Choose a tag to compare

@wizzense wizzense released this 05 Apr 13:12
· 9 commits to main since this release

Bug Fixes

  • Custom op aliasing error: tq::decode_step and tq::hybrid_decode_step now return output.clone() to satisfy torch's custom op aliasing requirements on vLLM 0.15.1+
  • Causal mask for chunked prefill: Builds explicit causal mask when q_len < kv_len instead of using is_causal=False which allowed future token leakage
  • Prefill path: Uses original vLLM forward for prefill attention (handles chunked prefill correctly), TQ encode runs alongside

Shadow Mode (verified working)

AITHER_TQ_MODE=shadow now produces correct output on stock vLLM 0.15.1:

pip install aither-kvcache[vllm]
export AITHER_TQ_MODE=shadow AITHER_TQ_BITS=4
# Use sitecustomize hook for auto-patching
vllm serve your-model --attention-backend TRITON_ATTN

Tested on Qwen2.5-1.5B-Instruct — output matches baseline.
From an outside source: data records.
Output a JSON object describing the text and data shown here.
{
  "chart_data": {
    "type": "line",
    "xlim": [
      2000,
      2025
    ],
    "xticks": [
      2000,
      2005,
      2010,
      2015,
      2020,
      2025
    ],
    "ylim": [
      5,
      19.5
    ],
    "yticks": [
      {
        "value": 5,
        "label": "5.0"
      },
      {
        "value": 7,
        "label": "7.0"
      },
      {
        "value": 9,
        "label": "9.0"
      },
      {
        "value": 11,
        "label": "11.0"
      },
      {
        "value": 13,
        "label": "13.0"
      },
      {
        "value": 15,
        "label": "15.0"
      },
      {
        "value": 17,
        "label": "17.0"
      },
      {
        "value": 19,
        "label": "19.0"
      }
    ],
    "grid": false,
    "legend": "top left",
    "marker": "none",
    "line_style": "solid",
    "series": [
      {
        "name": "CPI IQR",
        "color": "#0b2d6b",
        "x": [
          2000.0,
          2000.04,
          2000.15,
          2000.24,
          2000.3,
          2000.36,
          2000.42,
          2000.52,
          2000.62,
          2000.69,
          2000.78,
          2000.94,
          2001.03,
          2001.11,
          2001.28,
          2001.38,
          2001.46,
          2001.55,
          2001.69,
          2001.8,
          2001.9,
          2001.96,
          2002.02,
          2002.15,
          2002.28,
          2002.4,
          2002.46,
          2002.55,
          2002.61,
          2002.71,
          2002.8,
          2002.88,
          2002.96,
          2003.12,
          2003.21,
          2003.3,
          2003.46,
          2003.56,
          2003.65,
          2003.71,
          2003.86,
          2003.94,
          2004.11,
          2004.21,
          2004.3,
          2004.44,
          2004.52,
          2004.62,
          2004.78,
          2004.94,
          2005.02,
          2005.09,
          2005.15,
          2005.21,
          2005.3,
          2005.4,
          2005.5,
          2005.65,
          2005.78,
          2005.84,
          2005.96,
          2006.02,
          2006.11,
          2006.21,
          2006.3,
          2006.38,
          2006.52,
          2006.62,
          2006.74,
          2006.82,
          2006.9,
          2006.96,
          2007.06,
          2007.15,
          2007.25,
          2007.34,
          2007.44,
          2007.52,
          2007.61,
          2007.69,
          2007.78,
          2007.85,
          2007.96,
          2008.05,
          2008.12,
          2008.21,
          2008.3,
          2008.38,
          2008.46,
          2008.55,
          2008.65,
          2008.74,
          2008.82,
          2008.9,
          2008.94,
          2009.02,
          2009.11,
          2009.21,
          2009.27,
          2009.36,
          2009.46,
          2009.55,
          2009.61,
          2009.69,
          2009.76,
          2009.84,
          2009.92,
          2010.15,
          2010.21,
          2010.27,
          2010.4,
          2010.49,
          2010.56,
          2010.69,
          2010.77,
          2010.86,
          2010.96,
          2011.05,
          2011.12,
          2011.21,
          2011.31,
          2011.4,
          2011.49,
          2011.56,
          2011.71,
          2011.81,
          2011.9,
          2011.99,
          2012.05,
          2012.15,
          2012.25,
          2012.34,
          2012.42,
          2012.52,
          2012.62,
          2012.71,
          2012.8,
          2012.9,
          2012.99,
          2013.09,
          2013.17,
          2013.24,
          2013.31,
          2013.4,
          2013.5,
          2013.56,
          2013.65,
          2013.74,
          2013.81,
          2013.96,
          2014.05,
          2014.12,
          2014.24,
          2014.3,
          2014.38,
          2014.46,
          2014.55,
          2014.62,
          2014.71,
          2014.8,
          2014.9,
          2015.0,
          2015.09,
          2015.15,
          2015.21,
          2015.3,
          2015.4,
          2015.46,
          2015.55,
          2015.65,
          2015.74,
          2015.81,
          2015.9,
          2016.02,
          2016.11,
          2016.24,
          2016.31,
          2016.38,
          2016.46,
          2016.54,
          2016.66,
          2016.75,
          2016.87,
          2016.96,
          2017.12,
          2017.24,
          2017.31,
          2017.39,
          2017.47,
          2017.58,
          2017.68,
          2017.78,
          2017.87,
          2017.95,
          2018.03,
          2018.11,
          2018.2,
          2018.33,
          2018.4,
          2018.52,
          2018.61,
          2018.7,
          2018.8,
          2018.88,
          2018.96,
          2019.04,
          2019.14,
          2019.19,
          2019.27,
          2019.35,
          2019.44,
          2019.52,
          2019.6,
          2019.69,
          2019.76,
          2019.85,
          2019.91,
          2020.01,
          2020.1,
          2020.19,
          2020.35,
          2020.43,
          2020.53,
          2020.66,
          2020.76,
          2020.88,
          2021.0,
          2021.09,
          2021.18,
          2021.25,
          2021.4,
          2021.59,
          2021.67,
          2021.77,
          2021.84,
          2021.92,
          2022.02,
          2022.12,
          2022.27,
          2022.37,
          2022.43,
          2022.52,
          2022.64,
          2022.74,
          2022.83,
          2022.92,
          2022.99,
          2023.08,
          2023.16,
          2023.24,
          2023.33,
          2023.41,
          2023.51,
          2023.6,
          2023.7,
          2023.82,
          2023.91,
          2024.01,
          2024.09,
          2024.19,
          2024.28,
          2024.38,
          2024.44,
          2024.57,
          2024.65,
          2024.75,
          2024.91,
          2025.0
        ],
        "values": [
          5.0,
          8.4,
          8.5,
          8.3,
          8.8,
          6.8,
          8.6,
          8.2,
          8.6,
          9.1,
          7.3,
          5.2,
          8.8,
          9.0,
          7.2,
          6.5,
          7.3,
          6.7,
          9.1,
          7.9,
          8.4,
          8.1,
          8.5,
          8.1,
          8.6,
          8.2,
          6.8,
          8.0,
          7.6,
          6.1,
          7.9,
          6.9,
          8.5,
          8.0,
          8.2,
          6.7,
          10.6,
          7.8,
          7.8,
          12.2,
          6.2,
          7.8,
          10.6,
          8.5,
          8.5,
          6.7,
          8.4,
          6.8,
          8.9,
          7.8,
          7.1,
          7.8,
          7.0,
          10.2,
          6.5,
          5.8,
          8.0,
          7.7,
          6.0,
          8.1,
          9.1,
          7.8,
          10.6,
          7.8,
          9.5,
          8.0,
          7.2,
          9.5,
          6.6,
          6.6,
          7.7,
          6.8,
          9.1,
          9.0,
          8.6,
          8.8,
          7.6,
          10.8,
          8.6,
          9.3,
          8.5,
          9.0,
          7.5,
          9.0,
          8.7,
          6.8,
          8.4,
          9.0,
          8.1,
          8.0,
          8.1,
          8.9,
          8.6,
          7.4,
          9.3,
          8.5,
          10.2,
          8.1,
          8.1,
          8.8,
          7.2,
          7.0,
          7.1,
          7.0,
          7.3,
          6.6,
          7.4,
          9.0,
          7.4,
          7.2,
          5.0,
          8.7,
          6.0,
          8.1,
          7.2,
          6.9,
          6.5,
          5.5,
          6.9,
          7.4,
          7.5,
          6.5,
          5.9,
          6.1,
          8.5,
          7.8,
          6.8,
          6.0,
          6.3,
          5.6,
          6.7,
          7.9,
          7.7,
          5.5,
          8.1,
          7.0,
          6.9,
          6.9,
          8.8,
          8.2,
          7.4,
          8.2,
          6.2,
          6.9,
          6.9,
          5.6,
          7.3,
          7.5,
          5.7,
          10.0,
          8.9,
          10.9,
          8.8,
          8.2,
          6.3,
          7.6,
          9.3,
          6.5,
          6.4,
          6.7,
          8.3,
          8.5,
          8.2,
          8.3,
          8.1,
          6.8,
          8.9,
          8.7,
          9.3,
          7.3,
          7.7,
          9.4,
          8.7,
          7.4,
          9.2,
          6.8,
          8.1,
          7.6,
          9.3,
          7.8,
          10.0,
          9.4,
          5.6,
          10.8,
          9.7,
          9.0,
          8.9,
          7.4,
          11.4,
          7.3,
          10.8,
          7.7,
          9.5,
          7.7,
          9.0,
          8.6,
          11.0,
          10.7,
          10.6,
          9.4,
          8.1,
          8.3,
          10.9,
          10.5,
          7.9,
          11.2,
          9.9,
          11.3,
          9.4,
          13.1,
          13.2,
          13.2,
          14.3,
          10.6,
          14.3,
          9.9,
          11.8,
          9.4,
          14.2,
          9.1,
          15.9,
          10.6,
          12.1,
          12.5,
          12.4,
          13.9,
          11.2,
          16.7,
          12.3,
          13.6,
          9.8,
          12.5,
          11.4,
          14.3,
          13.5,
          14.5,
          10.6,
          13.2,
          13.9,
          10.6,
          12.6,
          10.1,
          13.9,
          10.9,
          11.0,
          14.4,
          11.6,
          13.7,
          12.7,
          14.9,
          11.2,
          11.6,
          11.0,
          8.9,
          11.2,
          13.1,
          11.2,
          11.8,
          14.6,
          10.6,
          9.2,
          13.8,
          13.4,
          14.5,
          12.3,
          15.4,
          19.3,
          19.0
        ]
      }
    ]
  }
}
Primary Mode (experimental)

AITHER_TQ_MODE=tq4-primary (3.8x compression) requires a custom attention backend to handle the uint8 packed cache during chunked prefill. This is what vLLM PR #38479 provides natively. Primary mode via hooks remains experimental until that PR merges or we build a standalone custom backend.